There was a German writer with us that day, a frizzy-haired Karl-Heinz Rummenigge/Andreas Brehme lookalike called Gertz from a surfboard magazine. With their shaggy perms, Germans are perpetually stuck in 1986; they’re born to look like skateboard freakz. Gertz, true to form, wouldn’t queue for sandwiches. He bypassed the system and helped himself to handfuls of butties, so I called him “Greedy Gertz”. “Greedy Gertz, this is Britain! We queue here.” He pretended not to hear. I also had to pull Greedy Gertz up on his quasi-San Fran accent. After cross-examination, he admitted that he’d changed his accent to fit in with the Newquay surfer community, who had affected a Californian/Australian/hippy lilt. Their god is Henry Ramsey.

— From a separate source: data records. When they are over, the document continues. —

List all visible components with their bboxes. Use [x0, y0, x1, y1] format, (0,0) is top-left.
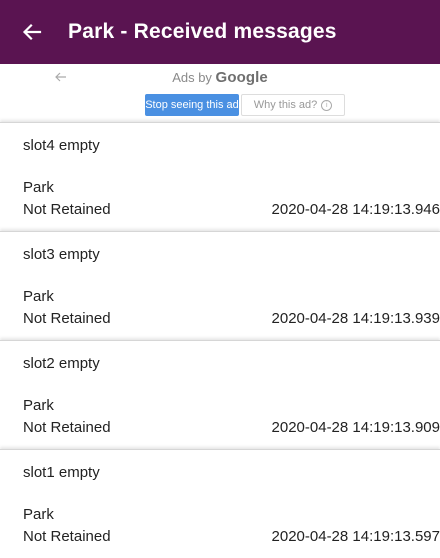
message-payload: Park — [23, 288, 54, 305]
why-this-ad-label: Why this ad? — [253, 99, 318, 111]
info-icon: i — [321, 99, 333, 111]
message-payload: Park — [23, 506, 54, 523]
app-bar: Park - Received messages — [0, 0, 440, 64]
message-item[interactable]: slot3 empty Park Not Retained 2020-04-28… — [0, 231, 440, 340]
message-timestamp: 2020-04-28 14:19:13.597 — [271, 528, 440, 545]
message-topic: slot3 empty — [23, 246, 100, 263]
message-topic: slot4 empty — [23, 137, 100, 154]
message-timestamp: 2020-04-28 14:19:13.946 — [271, 201, 440, 218]
message-timestamp: 2020-04-28 14:19:13.909 — [271, 419, 440, 436]
google-brand: Google — [215, 69, 268, 86]
stop-seeing-ad-button[interactable]: Stop seeing this ad — [145, 94, 239, 116]
why-this-ad-button[interactable]: Why this ad? i — [241, 94, 345, 116]
message-payload: Park — [23, 397, 54, 414]
page-title: Park - Received messages — [68, 20, 337, 43]
message-timestamp: 2020-04-28 14:19:13.939 — [271, 310, 440, 327]
message-retained: Not Retained — [23, 201, 111, 218]
message-item[interactable]: slot1 empty Park Not Retained 2020-04-28… — [0, 449, 440, 558]
stop-seeing-ad-label: Stop seeing this ad — [145, 99, 239, 111]
message-list: slot4 empty Park Not Retained 2020-04-28… — [0, 122, 440, 558]
arrow-back-icon — [22, 23, 42, 41]
message-retained: Not Retained — [23, 528, 111, 545]
message-retained: Not Retained — [23, 310, 111, 327]
message-topic: slot1 empty — [23, 464, 100, 481]
ad-label-prefix: Ads by — [172, 70, 216, 85]
message-retained: Not Retained — [23, 419, 111, 436]
back-button[interactable] — [0, 0, 64, 64]
ad-banner: Ads by Google Stop seeing this ad Why th… — [0, 64, 440, 122]
ad-label: Ads by Google — [0, 69, 440, 86]
message-item[interactable]: slot2 empty Park Not Retained 2020-04-28… — [0, 340, 440, 449]
message-payload: Park — [23, 179, 54, 196]
message-topic: slot2 empty — [23, 355, 100, 372]
message-item[interactable]: slot4 empty Park Not Retained 2020-04-28… — [0, 122, 440, 231]
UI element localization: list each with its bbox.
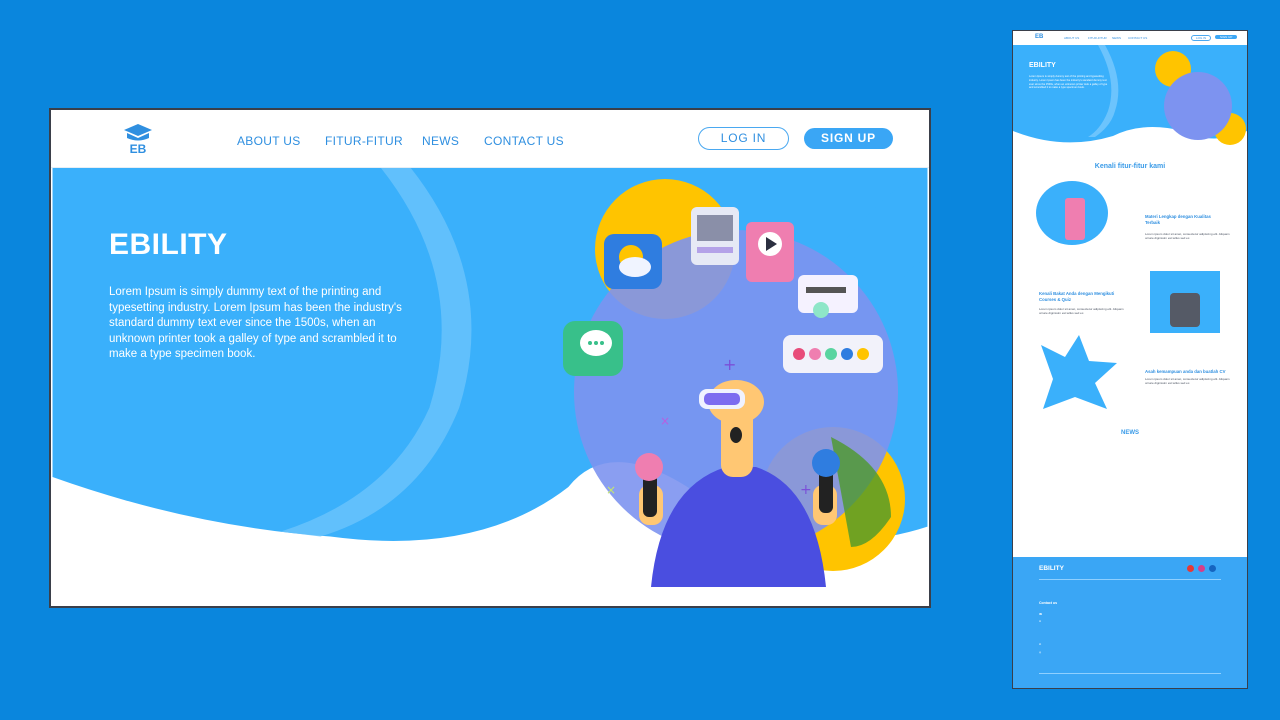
footer-divider [1039,579,1221,580]
instagram-icon[interactable] [1198,565,1205,572]
preview-contact-title: Contact us [1039,601,1058,605]
full-page-preview: EB ABOUT US FITUR-FITUR NEWS CONTACT US … [1013,31,1247,688]
footer-bottom-divider [1039,673,1221,674]
preview-navbar: EB ABOUT US FITUR-FITUR NEWS CONTACT US … [1013,31,1247,45]
preview-footer: EBILITY Contact us ☎ ✉ ☊ ◎ [1013,557,1247,688]
preview-features-title: Kenali fitur-fitur kami [1094,163,1166,170]
youtube-icon[interactable] [1187,565,1194,572]
login-button[interactable]: LOG IN [698,127,789,150]
preview-nav-contact-us[interactable]: CONTACT US [1128,36,1147,40]
hero-illustration: + + × × [563,179,905,587]
preview-signup-button[interactable]: SIGN UP [1215,35,1238,39]
svg-text:×: × [660,414,670,428]
svg-text:+: + [800,482,812,498]
feature-3-illustration [1041,335,1117,409]
logo-text: EB [130,142,147,156]
contact-phone-icon: ☎ [1039,613,1043,616]
preview-nav-about-us[interactable]: ABOUT US [1064,36,1079,40]
hero-description: Lorem Ipsum is simply dummy text of the … [109,286,402,360]
linkedin-icon[interactable] [1209,565,1216,572]
preview-hero-description: Lorem Ipsum is simply dummy text of the … [1029,75,1108,90]
nav-news[interactable]: NEWS [422,134,459,148]
preview-feature-3-text: Lorem ipsum dolor sit amet, consectetur … [1145,377,1230,385]
nav-contact-us[interactable]: CONTACT US [484,134,564,148]
preview-nav-news[interactable]: NEWS [1112,36,1121,40]
preview-feature-3-title: Asah kemampuan anda dan buatlah CV [1145,369,1226,374]
preview-login-button[interactable]: LOG IN [1191,35,1212,41]
hero-title: EBILITY [109,228,228,261]
ebility-logo-icon[interactable]: EB [121,122,155,156]
contact-email-icon: ✉ [1039,620,1042,623]
contact-instagram-icon: ◎ [1039,651,1042,654]
top-navbar: EB ABOUT US FITUR-FITUR NEWS CONTACT US … [51,110,929,168]
right-controller [812,449,840,477]
nav-fitur-fitur[interactable]: FITUR-FITUR [325,134,403,148]
preview-hero-title: EBILITY [1029,62,1056,69]
signup-button[interactable]: SIGN UP [804,128,893,149]
preview-news-title: NEWS [1121,430,1139,436]
contact-headset-icon: ☊ [1039,643,1042,646]
preview-logo-icon: EB [1035,34,1044,40]
feature-1-illustration [1036,181,1108,245]
feature-2-illustration [1150,271,1220,333]
nav-about-us[interactable]: ABOUT US [237,134,301,148]
main-preview-frame: EB ABOUT US FITUR-FITUR NEWS CONTACT US … [49,108,931,608]
preview-feature-1-title: Materi Lengkap dengan Kualitas Terbaik [1145,214,1211,225]
preview-nav-fitur-fitur[interactable]: FITUR-FITUR [1088,36,1107,40]
preview-feature-2-text: Lorem ipsum dolor sit amet, consectetur … [1039,307,1124,315]
svg-text:×: × [606,483,616,497]
preview-feature-1-text: Lorem ipsum dolor sit amet, consectetur … [1145,232,1230,240]
left-controller [635,453,663,481]
preview-feature-2-title: Kenali Bakat Anda dengan Mengikuti Cours… [1039,291,1115,302]
svg-text:+: + [723,355,736,374]
preview-footer-title: EBILITY [1039,565,1064,572]
preview-hero-bg [1013,45,1247,145]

There’s a videogame called Subway Surfer that all the kids are playing on their £500 iPads and Kindles. The premise of the adventure is that an errant Japanese teen on a hoverboard leaps between, and on, moving Tokyo trains collecting … big coins, by the look of it. I think it’s Angry Birds for 2013. Inspired, my youngest asked for a hoverboard “with lights on the front and two flames out the back”. He’s aware of my dislike of skateboards but obviously hasn’t grasped the family lineage. He seems determined to own a flying toy. Around the time of Hallowe’en last year, he bought a broomstick from the local party shop expecting instant fast-moving fun at altitude. He asked if I’d ever flown on a broomstick and I said that I had.

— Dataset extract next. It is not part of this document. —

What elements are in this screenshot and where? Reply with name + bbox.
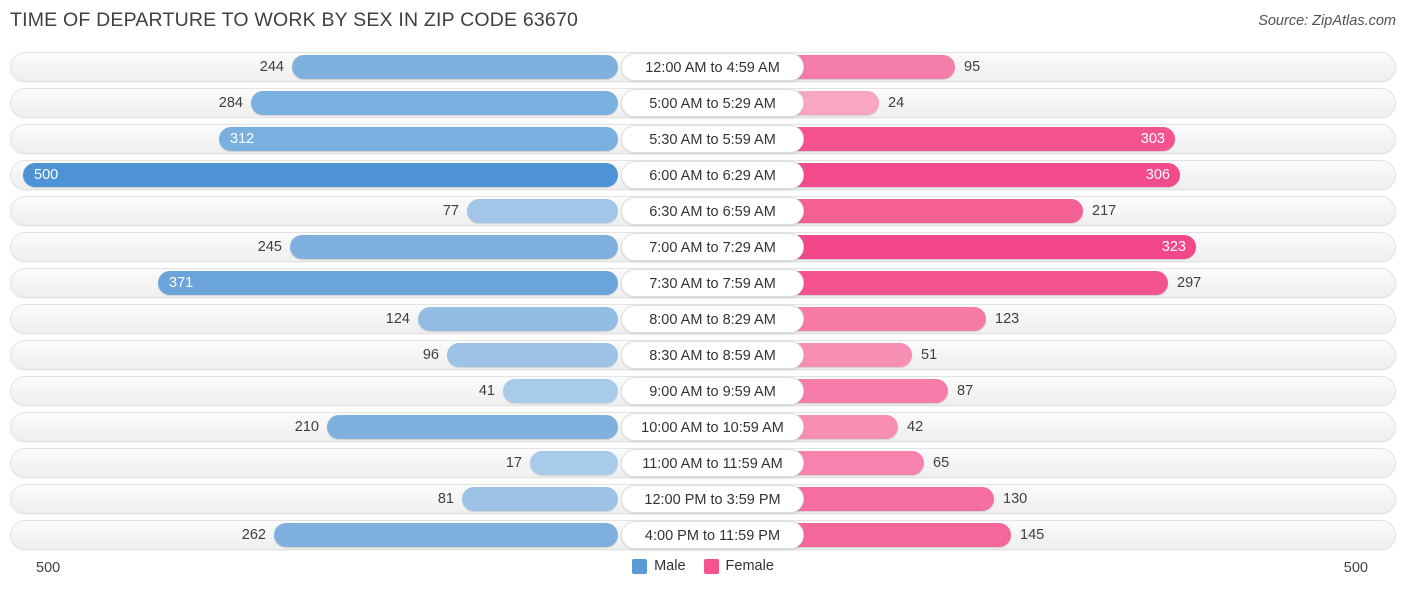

“We used to have a broomstick in our house when I was young,” I told him, “and I’d climb on it, whack your Auntie Tracey round the back of the head, then I’d fly off round the living room while she jumped up at me, screaming.” “How did you make it fly?” he enquired. I said, “Just believe you’re going to fly and you will.” He spent the next half hour running down the hallway and leaping into the air at critical moments, but, alas, never got airborne. I said the batteries might be low. Later that evening, prior to bath time, I stopped Young Un in the nick of time from leaping off the top of the landing with a helium balloon tied to his waist. He was stark naked too, which, he explained, was to assist with the lift. I maybe shouldn’t have told him about the broomstick. I won’t do that again.

I maintain a resolute determination to get my kids interested in UK pleasures and not board sports. Football is played a fair amount, and we go to the odd match. Trees are climbed, largely unsuccessfully. Railways play a massive part in our existence, whether it’s through Brio train sets, visiting preserved lines or dashing around the National Railway Museum in York. And there are always model-aeroplane kits on the go. I suppose a defining step will be introducing the boys to The Fall, but let’s take it one step at a time. The only pleasure I derive from board sports is the ridiculous fact that surfers feel compelled to ride monstrous waves in South Africa, where 25-foot great-white sharks amass. You just think their brains must have become contaminated by sea water. It’s not the most pleasant way to go, being pulled ten feet down and losing your extremities in the confusion of a submerged frenzied attack, before being wagged to death by a killing machine the size of a helicopter. I like drinking red wine, but I wouldn’t crack open a bottle surrounded by spitting snakes at London Zoo.